CN23 - Understand the patients’ perspectives based on their profile to improve health-related quality of life assessment in breast cancer

Background

Patient-Reported-Outcomes (PRO) are widely used to measure patients’ perspectives and support health product development, and their selection is a critical step of this process. As breast cancer (BC) profile and other medical or socio-demographic factors can influence patients’ treatment choice, quality-of-life (QoL) and global patient journey, they could also impact patients’ expectations. PROs selection should thus be personalized and based on the targeted population. This research aims to provide recommendations to better adapt the PROs selection and development to the medical product or service.

Methods

A 4-step method was used, starting by a state-of-the-art to identify the PROs most frequently used to assess BC patients’ QoL and unmet needs, and list the covered outcomes. Then, organization guidelines and experts’ recommendations were reviewed to complete the initial outcomes list. The next step was to conduct a direct-to-patient survey to generate new data on the most important outcomes for BC patients.

Results

The literature review showed that some outcomes are well covered by existing PROs: QoL, survival vs QoL considerations and healthcare pathway satisfaction. On the other hand, some outcomes are partially covered (copying strategies), and others are not covered (unmet needs, burden of disease). Moreover, experts’ groups recommended to consider several profile attributes QoL in BC context (cancer stage, treatment strategy, complementary care, etc.¹). Then, a direct-to-patient online survey was launched in several countries among the BC Carenity patient communities (objective: 300 respondents, results available in Sept 2023 ). It contains socio-demographic and medical questions, and questions aiming at ranking the previous outcomes and identifying other non-covered outcomes.

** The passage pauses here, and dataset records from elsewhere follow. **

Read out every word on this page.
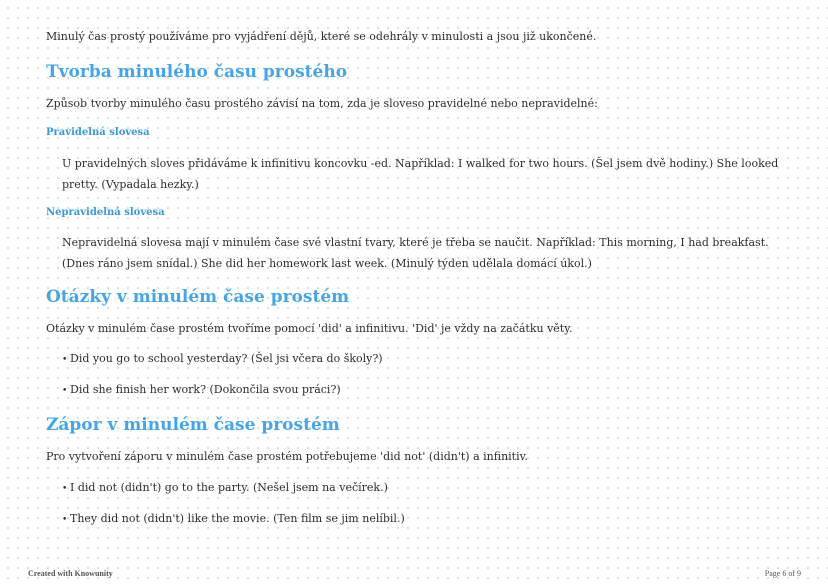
Minulý čas prostý používáme pro vyjádření dějů, které se odehrály v minulosti a jsou již ukončené.

Tvorba minulého času prostého

Způsob tvorby minulého času prostého závisí na tom, zda je sloveso pravidelné nebo nepravidelné:

Pravidelná slovesa

U pravidelných sloves přidáváme k infinitivu koncovku -ed. Například: I walked for two hours. (Šel jsem dvě hodiny.) She looked pretty. (Vypadala hezky.)

Nepravidelná slovesa

Nepravidelná slovesa mají v minulém čase své vlastní tvary, které je třeba se naučit. Například: This morning, I had breakfast. (Dnes ráno jsem snídal.) She did her homework last week. (Minulý týden udělala domácí úkol.)

Otázky v minulém čase prostém

Otázky v minulém čase prostém tvoříme pomocí 'did' a infinitivu. 'Did' je vždy na začátku věty.

• Did you go to school yesterday? (Šel jsi včera do školy?)
• Did she finish her work? (Dokončila svou práci?)
Zápor v minulém čase prostém

Pro vytvoření záporu v minulém čase prostém potřebujeme 'did not' (didn't) a infinitiv.

• I did not (didn't) go to the party. (Nešel jsem na večírek.)
• They did not (didn't) like the movie. (Ten film se jim nelíbil.)
Created with Knowunity	Page 6 of 9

Needs and expectations will be analyzed according to BC patients’ profile.

Conclusions

The survey will provide a list of the most important outcomes for BC patients based on their profile. Then, a gap analysis will compare these results to experts’ recommendations and PROs commonly used. These results could be used to improve PRO selection and orientate future investigations on BC patients’ QoL assessments.

Clinical trial identification

Editorial acknowledgement

Legal entity responsible for the study

Carenity, Else Care.

Funding

Has not received any funding.

Disclosure

All authors have declared no conflicts of interest.